• Aucun résultat trouvé

Le numérique : un substitut aux normes traditionnelles ?

Chapitre II : Le nouveau rapport du lecteur au livre

B) Le numérique : un substitut aux normes traditionnelles ?

La révolution numérique et l’avènement des nouvelles technologies sont des événements relativement récents, en ce sens, nous ne pouvons pas réellement dire qu’il y ait un vrai processus d’apprentissage, la révolution étant tellement nouvelle. Ainsi ces derniers ne peuvent se substituer aux normes traditionnelles de lecture. C’est d’ailleurs ce que nous explique Roger Chartier dans son ouvrage, pour lui, il n’y a pas d’apprentissage du numérique par transmission car les générations qui ont précédé n’ont pas connu et donc pas reçu cet apprentissage :

« Les membres de ces communautés, si tant est qu’on puisse les

repérer, imitent, parce qu’ils ont bénéficié d’un apprentissage, le comportement de la génération précédente, parents ou parents d’élection. Ce qui est radicalement nouveau avec la révolution électronique qu’on vit maintenant, c’est qu’il n’y a pas de processus d’apprentissage transmissible de notre génération à la génération des nouveaux lecteurs176. »

Il n’y a donc pas véritablement de processus d’apprentissage par le numérique, c’est donc ce que nous tenterons de démontrer tout au long de cette partie

• Un renouveau littéraire

Le support numérique donne une nouvelle vision du texte littéraire à travers la lecture permettant de moderniser dans sa globalité l’objet qu’est le livre et en particulier le livre papier.

Ce nouveau support est dû à Internet et à ses nouvelles technologies, ces derniers donnent une ouverture sur le monde littéraire que l’on ne retrouve pas dans la culture papier.
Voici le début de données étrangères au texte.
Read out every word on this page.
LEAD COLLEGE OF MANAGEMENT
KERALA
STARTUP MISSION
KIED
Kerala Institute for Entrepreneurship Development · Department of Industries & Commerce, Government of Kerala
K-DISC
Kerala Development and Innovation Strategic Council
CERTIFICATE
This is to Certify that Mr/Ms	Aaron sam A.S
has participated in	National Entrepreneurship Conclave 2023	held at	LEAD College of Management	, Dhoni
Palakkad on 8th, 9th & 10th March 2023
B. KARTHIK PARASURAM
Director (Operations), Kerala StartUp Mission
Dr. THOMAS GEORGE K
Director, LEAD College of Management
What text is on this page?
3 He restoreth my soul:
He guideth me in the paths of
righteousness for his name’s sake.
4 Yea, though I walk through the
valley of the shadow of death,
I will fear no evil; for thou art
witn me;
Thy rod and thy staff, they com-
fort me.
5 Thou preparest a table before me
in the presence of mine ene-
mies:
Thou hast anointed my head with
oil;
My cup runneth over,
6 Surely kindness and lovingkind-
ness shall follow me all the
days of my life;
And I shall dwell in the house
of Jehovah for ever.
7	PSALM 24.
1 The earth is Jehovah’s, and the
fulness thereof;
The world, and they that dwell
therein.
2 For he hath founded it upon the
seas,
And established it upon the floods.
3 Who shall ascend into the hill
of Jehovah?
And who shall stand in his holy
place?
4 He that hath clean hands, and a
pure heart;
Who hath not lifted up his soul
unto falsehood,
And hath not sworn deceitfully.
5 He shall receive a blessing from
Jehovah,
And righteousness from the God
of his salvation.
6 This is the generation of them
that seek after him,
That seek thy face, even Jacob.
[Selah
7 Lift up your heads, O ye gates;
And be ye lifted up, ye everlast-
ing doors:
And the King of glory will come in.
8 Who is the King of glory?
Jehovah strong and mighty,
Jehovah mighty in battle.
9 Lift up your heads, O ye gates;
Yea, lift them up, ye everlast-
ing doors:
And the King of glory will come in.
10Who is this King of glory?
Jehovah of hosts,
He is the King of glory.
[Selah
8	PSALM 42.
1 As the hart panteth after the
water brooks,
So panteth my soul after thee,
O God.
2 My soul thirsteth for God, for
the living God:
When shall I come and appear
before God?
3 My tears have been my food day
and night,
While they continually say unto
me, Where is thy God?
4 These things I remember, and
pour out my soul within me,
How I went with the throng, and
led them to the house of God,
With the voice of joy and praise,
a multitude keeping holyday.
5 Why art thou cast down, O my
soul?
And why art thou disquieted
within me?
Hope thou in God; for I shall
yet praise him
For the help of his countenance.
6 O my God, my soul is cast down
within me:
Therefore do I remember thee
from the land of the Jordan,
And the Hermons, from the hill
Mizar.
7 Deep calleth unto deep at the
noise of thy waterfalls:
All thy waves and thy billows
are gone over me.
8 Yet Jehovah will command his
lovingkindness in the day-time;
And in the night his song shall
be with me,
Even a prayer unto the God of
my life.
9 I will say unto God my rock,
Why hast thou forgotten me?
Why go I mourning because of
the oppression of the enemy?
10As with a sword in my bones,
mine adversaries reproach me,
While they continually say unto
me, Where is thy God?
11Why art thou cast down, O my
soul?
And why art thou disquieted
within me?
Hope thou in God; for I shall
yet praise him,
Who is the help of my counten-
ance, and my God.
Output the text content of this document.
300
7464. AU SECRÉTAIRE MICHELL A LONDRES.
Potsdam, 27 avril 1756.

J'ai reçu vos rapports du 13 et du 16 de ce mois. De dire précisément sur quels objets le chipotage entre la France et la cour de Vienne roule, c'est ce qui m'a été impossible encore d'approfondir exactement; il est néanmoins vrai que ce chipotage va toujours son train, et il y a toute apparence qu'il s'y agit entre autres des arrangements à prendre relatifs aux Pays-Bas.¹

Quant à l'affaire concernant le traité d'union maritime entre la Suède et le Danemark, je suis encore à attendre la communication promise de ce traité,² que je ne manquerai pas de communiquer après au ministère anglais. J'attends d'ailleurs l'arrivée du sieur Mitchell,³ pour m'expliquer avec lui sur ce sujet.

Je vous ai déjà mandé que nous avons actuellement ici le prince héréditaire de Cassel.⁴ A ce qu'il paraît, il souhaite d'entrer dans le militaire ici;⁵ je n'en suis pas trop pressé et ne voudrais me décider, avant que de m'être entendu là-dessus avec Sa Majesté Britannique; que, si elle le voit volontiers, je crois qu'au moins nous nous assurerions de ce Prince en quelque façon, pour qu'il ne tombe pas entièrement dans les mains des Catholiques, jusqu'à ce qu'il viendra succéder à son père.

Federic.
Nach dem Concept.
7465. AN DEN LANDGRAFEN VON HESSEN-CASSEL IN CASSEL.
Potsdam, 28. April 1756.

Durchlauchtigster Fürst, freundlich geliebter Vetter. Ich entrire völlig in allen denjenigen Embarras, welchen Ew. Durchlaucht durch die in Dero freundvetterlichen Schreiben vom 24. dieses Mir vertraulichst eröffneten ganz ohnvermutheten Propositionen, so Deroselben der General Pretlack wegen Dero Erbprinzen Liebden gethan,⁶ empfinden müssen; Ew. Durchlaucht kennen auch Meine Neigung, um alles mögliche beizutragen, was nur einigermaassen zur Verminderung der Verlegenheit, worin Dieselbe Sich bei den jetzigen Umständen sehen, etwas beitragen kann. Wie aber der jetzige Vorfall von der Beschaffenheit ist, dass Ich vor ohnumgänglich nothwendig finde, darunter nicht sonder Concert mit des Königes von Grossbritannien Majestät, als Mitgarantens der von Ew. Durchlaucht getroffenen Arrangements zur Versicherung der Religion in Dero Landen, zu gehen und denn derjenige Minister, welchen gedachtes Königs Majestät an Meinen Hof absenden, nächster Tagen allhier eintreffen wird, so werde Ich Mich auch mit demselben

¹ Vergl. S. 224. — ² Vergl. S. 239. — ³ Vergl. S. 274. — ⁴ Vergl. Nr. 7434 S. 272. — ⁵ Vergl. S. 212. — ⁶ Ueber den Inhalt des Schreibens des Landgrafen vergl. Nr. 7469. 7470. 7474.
Ainsi, c’est donc pour cela que nous pouvons parler de renouveau littéraire, car par le biais de ces nouveaux supports, la lecture se fait de plus en plus par une forme d’interactivité des lecteurs entre eux, la sphère numérique permet un partage d’informations, un panel de textes en tout genre, nous pouvons donc parler d’une nouvelle pratique qui permet une sociabilité entre lecteurs sur la sphère numérique.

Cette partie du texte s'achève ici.